The testcase pr65947-10.c fails on amdgcn because there are more vector lanes than there is data, and the algorithm created doesn't allow for this. (Actually there's also a backend pattern missing, but I have a patch for that I'll commit shortly.) Here's the affected loop: float last = 0; for (int i = 0; i < 32; i++) if (a[i] < min_v) last = a[i]; Which produces the following code (long lines shortened). vect_cst__33 = {min_v_11(D), .... min_v_11(D)}; vect__4.16_32 = .MASK_LOAD (a_10(D), 4B, { -1, [...] -1, 0, [...] 0 }); vect_last_6.17_34 = VEC_COND_EXPR <vect__4.16_32 < vect_cst__33, vect__4.16_32, { 0.0, [...] 0.0 }>; _38 = VEC_COND_EXPR <vect__4.16_32 < vect_cst__33, { 1, 2, [...] 64 }, { 0, [...] 0 }>; _40 = .REDUC_MAX (_38); _41 = {_40, _40, [...] _40}; _43 = VEC_COND_EXPR <_38 == _41, vect_last_6.17_34, { 0.0, [...] 0.0 }>; _44 = VIEW_CONVERT_EXPR<vector(64) unsigned int>(_43); _45 = .REDUC_MAX (_44); _46 = VIEW_CONVERT_EXPR<float>(_45); return _46; In English: 1. Do a masked load of 32 elements (into 64-lane register). Loads "0.0" into the spare lanes. 2. Compare the all 64-lanes against "min_v". Label all the "true" lanes with the lane number. 3. Use a reduction to find the greatest numbered "true" lane. 4. Zero all the loaded values apart from the one in the greatest lane. 5. Use a reduction to find the value of the lane that isn't zeroed. That's slightly tortuous when we could just do a vec_extract on "_40", but that's an aside. The problem is in step 2: the spare lanes contain 0.0, which means that comparing them against "min_v" returns "true". This means that the algorithm always finds "last = a[63]" which isn't a real value and therefore always ends up being "0.0".

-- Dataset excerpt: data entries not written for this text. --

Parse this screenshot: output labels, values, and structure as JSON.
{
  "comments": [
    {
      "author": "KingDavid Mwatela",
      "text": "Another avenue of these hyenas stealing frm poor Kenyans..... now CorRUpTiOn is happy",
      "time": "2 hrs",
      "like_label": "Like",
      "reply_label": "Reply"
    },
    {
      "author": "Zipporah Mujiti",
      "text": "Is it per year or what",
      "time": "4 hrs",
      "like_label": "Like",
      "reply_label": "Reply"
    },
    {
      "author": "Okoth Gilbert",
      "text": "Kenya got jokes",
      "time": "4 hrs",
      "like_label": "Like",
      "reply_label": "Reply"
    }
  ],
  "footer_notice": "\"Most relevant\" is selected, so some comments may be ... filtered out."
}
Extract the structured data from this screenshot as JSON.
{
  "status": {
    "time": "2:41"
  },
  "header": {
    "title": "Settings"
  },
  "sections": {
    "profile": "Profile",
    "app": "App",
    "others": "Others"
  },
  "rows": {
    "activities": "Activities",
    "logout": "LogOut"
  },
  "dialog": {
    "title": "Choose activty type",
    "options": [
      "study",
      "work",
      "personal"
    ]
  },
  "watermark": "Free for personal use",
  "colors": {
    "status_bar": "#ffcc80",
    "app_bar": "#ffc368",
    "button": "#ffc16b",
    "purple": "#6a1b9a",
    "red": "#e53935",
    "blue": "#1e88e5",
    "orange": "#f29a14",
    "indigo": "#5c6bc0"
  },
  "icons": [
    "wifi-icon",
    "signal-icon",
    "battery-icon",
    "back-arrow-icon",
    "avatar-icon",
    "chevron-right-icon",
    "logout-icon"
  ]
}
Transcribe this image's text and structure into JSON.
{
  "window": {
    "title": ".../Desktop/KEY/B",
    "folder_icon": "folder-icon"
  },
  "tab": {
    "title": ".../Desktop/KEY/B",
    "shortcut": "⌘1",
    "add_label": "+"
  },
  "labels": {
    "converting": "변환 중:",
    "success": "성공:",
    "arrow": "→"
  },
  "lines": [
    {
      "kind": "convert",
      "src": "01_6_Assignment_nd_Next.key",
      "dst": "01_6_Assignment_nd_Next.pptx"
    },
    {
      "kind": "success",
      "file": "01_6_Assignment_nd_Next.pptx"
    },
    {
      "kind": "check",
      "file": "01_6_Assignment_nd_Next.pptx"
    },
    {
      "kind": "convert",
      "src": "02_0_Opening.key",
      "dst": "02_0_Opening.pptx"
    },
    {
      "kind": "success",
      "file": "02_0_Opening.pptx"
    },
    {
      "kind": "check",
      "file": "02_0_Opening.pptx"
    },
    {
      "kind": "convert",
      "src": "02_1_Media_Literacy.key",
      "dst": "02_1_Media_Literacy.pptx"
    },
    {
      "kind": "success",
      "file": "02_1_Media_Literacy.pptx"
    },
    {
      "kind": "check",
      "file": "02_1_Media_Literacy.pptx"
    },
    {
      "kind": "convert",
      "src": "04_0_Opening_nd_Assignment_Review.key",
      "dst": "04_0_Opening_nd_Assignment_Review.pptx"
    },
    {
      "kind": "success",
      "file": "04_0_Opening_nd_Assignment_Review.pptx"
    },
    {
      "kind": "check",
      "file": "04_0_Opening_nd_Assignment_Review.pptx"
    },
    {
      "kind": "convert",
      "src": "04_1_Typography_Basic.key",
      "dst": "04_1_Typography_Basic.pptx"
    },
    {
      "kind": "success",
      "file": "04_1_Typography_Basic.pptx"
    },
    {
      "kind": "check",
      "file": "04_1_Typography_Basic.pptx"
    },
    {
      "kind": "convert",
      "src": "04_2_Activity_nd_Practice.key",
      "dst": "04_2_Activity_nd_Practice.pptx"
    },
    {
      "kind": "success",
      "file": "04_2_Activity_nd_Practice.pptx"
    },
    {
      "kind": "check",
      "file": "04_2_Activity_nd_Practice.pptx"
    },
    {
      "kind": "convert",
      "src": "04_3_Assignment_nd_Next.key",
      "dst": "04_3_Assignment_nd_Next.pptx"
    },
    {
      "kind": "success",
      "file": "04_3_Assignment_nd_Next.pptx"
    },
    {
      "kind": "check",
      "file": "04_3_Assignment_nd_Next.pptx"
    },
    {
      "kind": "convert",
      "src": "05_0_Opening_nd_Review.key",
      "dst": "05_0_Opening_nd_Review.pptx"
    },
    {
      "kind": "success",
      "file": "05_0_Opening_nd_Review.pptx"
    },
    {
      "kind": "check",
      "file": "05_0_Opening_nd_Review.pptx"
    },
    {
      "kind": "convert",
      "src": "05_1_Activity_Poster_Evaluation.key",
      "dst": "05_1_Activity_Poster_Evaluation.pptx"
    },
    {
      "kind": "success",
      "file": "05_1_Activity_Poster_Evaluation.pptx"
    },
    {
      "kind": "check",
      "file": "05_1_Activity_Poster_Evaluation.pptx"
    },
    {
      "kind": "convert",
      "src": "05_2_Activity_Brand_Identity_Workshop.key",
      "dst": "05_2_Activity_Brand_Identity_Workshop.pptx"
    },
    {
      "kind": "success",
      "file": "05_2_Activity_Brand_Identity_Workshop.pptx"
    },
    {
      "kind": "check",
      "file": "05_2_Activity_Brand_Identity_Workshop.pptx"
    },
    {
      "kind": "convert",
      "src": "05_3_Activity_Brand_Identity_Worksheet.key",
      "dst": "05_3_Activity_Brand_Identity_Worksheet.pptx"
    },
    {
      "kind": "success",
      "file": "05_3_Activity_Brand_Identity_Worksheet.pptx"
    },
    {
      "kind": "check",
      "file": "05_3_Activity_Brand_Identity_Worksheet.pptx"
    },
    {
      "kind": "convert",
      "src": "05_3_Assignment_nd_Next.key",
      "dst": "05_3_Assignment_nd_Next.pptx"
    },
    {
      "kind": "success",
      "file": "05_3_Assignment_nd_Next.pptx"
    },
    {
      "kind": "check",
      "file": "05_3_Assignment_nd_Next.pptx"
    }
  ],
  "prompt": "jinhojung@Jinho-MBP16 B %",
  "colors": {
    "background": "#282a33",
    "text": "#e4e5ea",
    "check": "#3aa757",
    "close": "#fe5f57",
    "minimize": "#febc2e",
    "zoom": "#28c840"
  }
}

Looks like cond-reduction cannot handle fully masked loops unless we'd somehow mask the condition operation itself?
(In reply to Richard Biener from comment #1) > Looks like cond-reduction cannot handle fully masked loops unless we'd > somehow mask the condition operation itself? Yeah, looks like it. We'd never noticed this for SVE because we always use EXTRACT_LAST reductions instead.
The GCN architecture can handle the masking, but I don't know how we'd represent or apply that in the middle end? I can probably implement extract_last, and that might be more efficient, but I don't see how that will help the logic? The convoluted extraction is working fine; it's the vector comparison that is misleading.
IIRC AVX512 also implements fully masked loops so the testcase should fail there, too, if we adjust N accordingly (to 15 or 31). Hmm, can't seem to trigger the fully masked support here, maybe I misremember. Btw, isn't the issue that the reduction looks at all lanes? That is, I think the code simply assumes that for fully masked loops at least one iteration is performed with all lanes active. So if you bump N to 64 + 32 the test passes on amdgcn?
And the issue is to be fixed in vect_create_epilog_for_reduction where we create the index IV: /* For cond reductions we want to create a new vector (INDEX_COND_EXPR) which is updated with the current index of the loop for every match of the original loop's cond_expr (VEC_STMT). This results in a vector containing the last time the condition passed for that vector lane. The first match will be a 1 to allow 0 to be used for non-matching indexes. If there are no matches at all then the vector will be all zeroes. */ if (STMT_VINFO_REDUC_TYPE (reduc_info) == COND_REDUCTION) { and the masking support needs to be added similarly to how vectorizable_condition handles it.
(In reply to Richard Biener from comment #4) > Btw, isn't the issue that the reduction looks at all lanes? That is, > I think the code simply assumes that for fully masked loops at least > one iteration is performed with all lanes active. So if you bump > N to 64 + 32 the test passes on amdgcn? Yes, only the loads are masked. For most things this works fine, but not for reductions or permutations, etc. If I set N=64, and double the input array, then the test passes indeed. Masking the load of the {1, 2, 3 .. 63} vector would solve the issue, as would masking the comparison or the reduction (not that there's an optab for that).
Thank you for the help, Richard and Richard. I'm electing not to fix this bug, but instead have worked around it for amdgcn by implementing the fold_extract_last pattern. There's two main reasons for this: 1. I'm not confident I can see how to fix it properly, so it's going to take me a long time to get it right. 2. The code that it generates is horrible (and the fix will only make it worse), so I would want to implement fold_extract_last anyway. This would leave this code unused by amdgcn, and the time spent fixing it wasted effort. I've therefore downgraded the priority and severity on this bug, and committed a pointer into the code to assist anybody tripping over the same issue in future. https://gcc.gnu.org/ml/gcc-patches/2019-12/msg01191.html The bug still exists, but is now no longer reproducible on amdgcn.